Monday, 27 May 2013

Gay marriage is the enlightened elite yet again sticking two fingers up to the rest of us

There’s a brilliant post by Brendan O’Neill in Telegraph blogs today, in which he sums up why – besides the cavalier overturning of the definition of marriage the world has been comfortable with for centuries – many conservatives and right-wingers are so irritated by the whole nonsense of gay marriage. Simply put, socially “progressive” legislation should be fought for by a sizable cross-section of the population over a period of time, and then, depending on how the rest of us react, either introduced or rejected by Parliament. Going from nought to 100 miles an hour in no time flat is the sign of a good sports car – and a lousy government.

As O’Neill puts it (read his post here):
In essence, gay marriage has redefined “social progress” to mean imposing an elite block on tyrannical public passions, to mean having the right-minded rulers of society keep in check the wrongheadedness of society’s inhabitants. This echoes the social engineering disguised as social progress that was promoted by Fabian types in the early 20th century far more than it does the true social progress pursued by the Suffragettes or Rosa Parks. It is not social progress at all, really – it is social demarcation, a way for the great and the good to distinguish themselves from the thick and the old.
Speaking as a thick, old person, I couldn’t agree more.

Three of the main arguments adduced in favour of allowing homosexual couples to marry are that nobody under 30 sees a problem with it; that marriage is a good thing, so the more of it the merrier; and that if governments of the past hadn’t over-ridden the wishes of traditionalists, homosexuality and abortion would still be illegal.
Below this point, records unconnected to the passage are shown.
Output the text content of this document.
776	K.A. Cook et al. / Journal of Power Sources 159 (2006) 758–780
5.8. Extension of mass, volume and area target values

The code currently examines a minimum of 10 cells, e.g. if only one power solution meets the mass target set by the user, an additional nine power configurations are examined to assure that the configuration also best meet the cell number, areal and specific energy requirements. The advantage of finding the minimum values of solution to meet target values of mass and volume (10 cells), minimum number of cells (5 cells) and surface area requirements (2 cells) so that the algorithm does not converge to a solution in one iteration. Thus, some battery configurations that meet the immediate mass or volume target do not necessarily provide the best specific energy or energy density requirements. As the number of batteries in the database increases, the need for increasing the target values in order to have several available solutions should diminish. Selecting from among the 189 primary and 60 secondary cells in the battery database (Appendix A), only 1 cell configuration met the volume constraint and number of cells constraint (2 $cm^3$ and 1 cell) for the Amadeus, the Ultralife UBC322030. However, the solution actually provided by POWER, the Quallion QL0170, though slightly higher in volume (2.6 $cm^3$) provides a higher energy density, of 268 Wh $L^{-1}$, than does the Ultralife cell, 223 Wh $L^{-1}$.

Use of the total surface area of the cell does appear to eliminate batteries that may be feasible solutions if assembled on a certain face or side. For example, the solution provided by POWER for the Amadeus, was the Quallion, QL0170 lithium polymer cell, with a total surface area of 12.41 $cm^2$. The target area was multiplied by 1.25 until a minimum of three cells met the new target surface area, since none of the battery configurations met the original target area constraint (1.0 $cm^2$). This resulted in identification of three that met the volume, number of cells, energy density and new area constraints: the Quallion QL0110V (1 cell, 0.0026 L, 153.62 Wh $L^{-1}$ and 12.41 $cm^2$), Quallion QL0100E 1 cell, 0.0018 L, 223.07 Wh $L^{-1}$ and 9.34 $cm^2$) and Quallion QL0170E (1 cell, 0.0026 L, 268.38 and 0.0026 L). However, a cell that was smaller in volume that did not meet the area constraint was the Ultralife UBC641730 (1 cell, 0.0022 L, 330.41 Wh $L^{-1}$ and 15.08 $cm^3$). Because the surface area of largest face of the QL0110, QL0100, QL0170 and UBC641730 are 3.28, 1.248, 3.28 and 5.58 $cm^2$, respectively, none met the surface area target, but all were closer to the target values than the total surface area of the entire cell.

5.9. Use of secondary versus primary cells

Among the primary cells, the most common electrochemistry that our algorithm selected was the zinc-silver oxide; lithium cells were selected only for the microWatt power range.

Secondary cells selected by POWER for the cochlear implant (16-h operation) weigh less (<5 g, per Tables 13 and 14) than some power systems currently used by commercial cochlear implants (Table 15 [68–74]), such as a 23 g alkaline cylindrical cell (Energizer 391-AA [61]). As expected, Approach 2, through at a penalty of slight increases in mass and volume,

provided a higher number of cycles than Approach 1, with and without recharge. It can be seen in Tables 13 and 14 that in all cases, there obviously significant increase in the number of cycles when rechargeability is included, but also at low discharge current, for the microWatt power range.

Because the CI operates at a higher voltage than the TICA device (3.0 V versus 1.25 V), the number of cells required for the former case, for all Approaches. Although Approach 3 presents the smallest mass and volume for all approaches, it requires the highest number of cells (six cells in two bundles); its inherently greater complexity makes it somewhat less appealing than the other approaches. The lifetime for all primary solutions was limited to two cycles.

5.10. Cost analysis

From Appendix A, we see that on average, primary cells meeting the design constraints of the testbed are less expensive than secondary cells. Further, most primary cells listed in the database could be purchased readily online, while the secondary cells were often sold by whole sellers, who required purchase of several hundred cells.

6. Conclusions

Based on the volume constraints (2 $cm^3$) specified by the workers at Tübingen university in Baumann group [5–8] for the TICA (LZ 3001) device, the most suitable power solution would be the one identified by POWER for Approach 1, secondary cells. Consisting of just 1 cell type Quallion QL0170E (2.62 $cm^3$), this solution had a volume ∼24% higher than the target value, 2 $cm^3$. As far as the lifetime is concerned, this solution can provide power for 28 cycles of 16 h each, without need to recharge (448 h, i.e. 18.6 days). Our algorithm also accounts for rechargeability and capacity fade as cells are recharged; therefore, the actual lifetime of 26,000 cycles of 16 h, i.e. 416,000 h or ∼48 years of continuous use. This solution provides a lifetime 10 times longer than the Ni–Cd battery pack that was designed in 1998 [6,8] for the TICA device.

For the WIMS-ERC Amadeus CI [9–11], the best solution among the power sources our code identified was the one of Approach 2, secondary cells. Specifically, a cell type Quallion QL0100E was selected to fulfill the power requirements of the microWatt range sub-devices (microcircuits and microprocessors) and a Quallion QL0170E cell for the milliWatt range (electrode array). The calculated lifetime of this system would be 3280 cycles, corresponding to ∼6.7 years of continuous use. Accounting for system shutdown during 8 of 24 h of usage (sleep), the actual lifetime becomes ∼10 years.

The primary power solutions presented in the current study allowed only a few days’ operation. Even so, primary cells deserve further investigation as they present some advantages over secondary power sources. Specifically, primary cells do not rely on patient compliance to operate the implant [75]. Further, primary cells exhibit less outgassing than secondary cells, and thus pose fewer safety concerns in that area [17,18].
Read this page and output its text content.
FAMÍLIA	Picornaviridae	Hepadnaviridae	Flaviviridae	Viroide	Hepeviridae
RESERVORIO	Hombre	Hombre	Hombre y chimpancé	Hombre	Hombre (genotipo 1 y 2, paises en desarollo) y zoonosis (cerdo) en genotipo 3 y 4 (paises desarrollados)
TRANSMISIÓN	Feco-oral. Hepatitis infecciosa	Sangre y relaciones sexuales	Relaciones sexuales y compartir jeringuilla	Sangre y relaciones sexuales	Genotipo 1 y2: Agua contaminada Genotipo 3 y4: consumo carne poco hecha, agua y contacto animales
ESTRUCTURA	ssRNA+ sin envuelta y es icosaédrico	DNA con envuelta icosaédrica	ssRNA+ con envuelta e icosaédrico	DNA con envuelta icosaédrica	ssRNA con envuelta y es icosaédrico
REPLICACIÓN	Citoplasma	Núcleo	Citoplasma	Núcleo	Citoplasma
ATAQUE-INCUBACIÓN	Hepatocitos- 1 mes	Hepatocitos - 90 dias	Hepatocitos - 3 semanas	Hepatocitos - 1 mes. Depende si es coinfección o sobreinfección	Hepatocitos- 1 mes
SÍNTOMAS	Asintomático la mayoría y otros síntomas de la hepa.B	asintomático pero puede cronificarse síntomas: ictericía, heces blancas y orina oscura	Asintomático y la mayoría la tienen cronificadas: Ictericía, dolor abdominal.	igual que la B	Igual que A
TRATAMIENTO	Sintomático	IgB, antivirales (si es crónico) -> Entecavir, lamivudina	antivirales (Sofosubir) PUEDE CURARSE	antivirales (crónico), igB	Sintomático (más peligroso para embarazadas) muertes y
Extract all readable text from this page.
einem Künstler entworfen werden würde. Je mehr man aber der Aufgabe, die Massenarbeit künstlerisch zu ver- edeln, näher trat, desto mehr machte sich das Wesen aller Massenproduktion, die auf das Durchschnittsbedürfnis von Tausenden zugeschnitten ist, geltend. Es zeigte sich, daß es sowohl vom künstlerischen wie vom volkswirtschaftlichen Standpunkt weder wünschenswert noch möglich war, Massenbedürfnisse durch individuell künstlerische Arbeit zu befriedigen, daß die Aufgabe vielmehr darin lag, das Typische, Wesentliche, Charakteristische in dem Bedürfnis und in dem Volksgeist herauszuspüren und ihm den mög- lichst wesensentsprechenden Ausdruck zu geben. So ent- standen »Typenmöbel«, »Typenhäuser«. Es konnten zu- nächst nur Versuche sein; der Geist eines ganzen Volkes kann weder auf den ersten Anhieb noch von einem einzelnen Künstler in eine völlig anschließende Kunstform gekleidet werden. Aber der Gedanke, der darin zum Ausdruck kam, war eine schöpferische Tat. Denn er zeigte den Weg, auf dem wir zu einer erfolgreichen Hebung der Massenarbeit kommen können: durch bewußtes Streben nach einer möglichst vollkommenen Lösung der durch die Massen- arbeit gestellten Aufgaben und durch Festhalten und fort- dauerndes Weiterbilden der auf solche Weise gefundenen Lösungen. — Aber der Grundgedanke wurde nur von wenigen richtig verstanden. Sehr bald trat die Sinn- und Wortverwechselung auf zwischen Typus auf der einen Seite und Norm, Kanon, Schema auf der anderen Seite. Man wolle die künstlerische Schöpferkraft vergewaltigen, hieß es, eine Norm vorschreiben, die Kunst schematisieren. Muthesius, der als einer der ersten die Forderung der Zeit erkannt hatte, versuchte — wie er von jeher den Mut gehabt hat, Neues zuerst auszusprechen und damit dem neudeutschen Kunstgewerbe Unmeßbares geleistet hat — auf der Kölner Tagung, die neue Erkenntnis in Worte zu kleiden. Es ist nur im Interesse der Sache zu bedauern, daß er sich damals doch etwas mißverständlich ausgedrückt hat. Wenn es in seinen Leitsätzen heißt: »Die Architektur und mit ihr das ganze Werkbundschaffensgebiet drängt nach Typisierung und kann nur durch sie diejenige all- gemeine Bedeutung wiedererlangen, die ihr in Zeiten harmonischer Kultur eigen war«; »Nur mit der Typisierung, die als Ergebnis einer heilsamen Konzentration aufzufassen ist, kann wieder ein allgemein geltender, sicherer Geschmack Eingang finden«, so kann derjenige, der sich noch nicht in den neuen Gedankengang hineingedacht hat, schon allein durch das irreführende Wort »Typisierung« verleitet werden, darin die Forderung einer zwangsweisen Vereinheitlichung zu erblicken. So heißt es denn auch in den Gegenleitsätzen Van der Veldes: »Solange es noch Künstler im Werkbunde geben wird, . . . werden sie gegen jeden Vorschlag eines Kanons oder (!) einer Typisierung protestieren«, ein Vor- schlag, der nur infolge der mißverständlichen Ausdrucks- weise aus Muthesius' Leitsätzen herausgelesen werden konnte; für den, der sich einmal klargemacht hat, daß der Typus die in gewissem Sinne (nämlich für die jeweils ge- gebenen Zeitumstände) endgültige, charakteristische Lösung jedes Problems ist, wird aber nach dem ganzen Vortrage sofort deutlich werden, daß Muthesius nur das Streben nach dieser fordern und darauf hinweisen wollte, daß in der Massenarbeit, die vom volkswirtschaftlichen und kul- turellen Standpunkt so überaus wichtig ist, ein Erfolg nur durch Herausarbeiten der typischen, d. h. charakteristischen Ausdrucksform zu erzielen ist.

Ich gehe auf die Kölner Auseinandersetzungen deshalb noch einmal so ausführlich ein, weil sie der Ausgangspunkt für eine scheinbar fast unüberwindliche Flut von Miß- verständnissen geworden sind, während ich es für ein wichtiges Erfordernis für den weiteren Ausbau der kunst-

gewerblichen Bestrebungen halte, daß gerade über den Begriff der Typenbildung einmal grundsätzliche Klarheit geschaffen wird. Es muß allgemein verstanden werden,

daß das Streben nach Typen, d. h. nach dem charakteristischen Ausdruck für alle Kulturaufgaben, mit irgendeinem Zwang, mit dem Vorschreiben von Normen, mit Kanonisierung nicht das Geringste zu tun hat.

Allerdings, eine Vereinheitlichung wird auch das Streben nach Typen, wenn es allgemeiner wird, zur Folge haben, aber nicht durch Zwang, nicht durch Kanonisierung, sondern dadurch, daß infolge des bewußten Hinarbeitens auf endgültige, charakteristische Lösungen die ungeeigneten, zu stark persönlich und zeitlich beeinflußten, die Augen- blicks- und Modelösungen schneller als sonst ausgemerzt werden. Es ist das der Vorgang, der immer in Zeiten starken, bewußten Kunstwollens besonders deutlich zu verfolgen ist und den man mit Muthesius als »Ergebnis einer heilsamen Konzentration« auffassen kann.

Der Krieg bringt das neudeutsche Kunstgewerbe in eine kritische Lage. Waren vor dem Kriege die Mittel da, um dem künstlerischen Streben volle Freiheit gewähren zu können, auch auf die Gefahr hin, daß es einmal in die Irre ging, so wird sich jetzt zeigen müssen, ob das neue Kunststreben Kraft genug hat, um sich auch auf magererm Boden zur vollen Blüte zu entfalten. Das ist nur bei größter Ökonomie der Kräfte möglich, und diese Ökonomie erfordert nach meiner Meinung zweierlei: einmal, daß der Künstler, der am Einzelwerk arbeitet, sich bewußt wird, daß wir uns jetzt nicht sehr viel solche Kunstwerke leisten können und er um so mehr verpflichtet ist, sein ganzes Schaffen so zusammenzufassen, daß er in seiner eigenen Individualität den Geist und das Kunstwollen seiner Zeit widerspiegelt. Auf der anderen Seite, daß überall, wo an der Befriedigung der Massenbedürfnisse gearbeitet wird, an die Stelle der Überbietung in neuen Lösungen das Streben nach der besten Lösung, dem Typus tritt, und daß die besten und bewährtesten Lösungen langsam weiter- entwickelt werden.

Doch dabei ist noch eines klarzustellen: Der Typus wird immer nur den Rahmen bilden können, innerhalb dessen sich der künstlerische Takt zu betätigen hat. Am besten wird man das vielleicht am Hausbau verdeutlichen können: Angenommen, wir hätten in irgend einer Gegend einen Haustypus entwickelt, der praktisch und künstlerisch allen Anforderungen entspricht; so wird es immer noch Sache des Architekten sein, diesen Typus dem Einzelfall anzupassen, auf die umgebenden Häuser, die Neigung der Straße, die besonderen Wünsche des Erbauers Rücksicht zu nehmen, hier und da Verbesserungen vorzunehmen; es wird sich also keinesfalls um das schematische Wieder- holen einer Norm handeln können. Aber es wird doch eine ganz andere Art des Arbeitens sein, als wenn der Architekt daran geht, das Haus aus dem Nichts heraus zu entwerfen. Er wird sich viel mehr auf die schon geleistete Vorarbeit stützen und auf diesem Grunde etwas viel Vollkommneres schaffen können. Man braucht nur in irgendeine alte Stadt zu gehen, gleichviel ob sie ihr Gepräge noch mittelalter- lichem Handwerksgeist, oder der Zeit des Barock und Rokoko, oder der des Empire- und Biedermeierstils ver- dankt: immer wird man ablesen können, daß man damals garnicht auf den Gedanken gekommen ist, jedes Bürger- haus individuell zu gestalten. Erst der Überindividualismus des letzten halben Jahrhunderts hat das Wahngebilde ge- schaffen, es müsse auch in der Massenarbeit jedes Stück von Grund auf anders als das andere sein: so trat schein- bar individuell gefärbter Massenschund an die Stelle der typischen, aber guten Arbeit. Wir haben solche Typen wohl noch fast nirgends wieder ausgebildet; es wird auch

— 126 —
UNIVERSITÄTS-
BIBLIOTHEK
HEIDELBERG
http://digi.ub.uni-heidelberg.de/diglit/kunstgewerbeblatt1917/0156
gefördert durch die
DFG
What never seems to be questioned is whether the vast majority of people under 30 give a damn about the issue. Being asked a question to which you shrug and mutter “Yeah, whatever,” doesn’t mean you actively support whatever is being proposed: it probably means you haven’t given the issue a moment’s thought and, as you can’t see how it’s going to affect you personally and as you don’t want to sound, y’know, mean, you might as well grunt assent.  “Young people” being cool with something is not, I suggest, the best reason for introducing new laws with which a sizable portion of the older population have made it clear they’re not at all cool. If you counted the people for whom this issue genuinely matters, I suspect committed refuseniks would outnumber enthusiasts by roughly ten to one.

As for the second argument, if David Cameron thinks marriage is so good for society, why hasn’t he chosen to demonstrate his enthusiasm for the institution by changing the tax laws in favour of married couples? And if marriage is so good for society, why is he so all-fired determined to undermine the basic concept by excising the importance of having and rearing children? And banning churches and mosques from consucting same-sex marriages won't make it acceptable - it merely underlines the fact that these aren't really marriages at all, and that all that's going on here is liberal posturing based on semantics.

As for legalising homosexuality and abortion, both changes were introduced after many years of public debate and a huge amount of pressure being exerted for and against (remember all those jokes about hoping the government wouldn’t make homosexuality compulsory?) – both sides of the debate cared enormously about these changes, and the traditionalists were defeated. They did not come about because the Labour Home Secretary Roy Jenkins woke up one morning in 1967 and thought, hey, I know, why not show how enlightened I am, garner a few more votes at the next election, annoy the stupid troglodytes in my own party and get some great write-ups in the Guardian by decriminalising same-sex sex? Now, I just need a fag packet so I can draft some legislation and change the law before anyone has a chance to discuss it in any depth or identify wrinkles.

The only possible reason for allowing homosexuals to marry would be that a large and vocal section of society was militating for the change. If it has been, I haven’t noticed. Brendan O’Neill highlights this lack of any concerted action on the part of campaigners to overthrow the  traditional concept of marriage with which the vast majority of us are evidently perfectly happy:
It is remarkable how lacking in mass action the gay marriage campaign has been. There have been no public demonstrations at all: no gatherings in Hyde Park, no marches on parliament, no handcuffing to railings. The push for gay marriage has taken place entirely at the level of respectable society, being spearheaded by tiny handfuls of sharp-suited gay lobbyists, lawyers, celebrities, commentators and the Notting Hill/Hampstead sections of the political class.
In his superb book The Vision of the Anointed: Self-Congratulation as a Basis for Social Policy (available here),  the great American thinker Thomas Sowell revealed how the anointed – i.e. members of the smug, liberal, urban, politico-media-academic elite to whom we are a constant source of disappointment – feel they have the right, based on their natural intellectual and moral superiority, to race ahead with progressive legislation without bothering to consult the rest of us. As long as it reinfirces their already cosmic sense of suprtiority, the peasants can go hang. That’s why the deeply undemocratic EU gets away with murder and why our right to free speech has been destroyed by “hate crime” legislation and why we’re living with the unalloyed delights of mass immigration and multiculturalism.

Forget John Major - David Cameron is beginning to make Ted Heath look like an adept politician.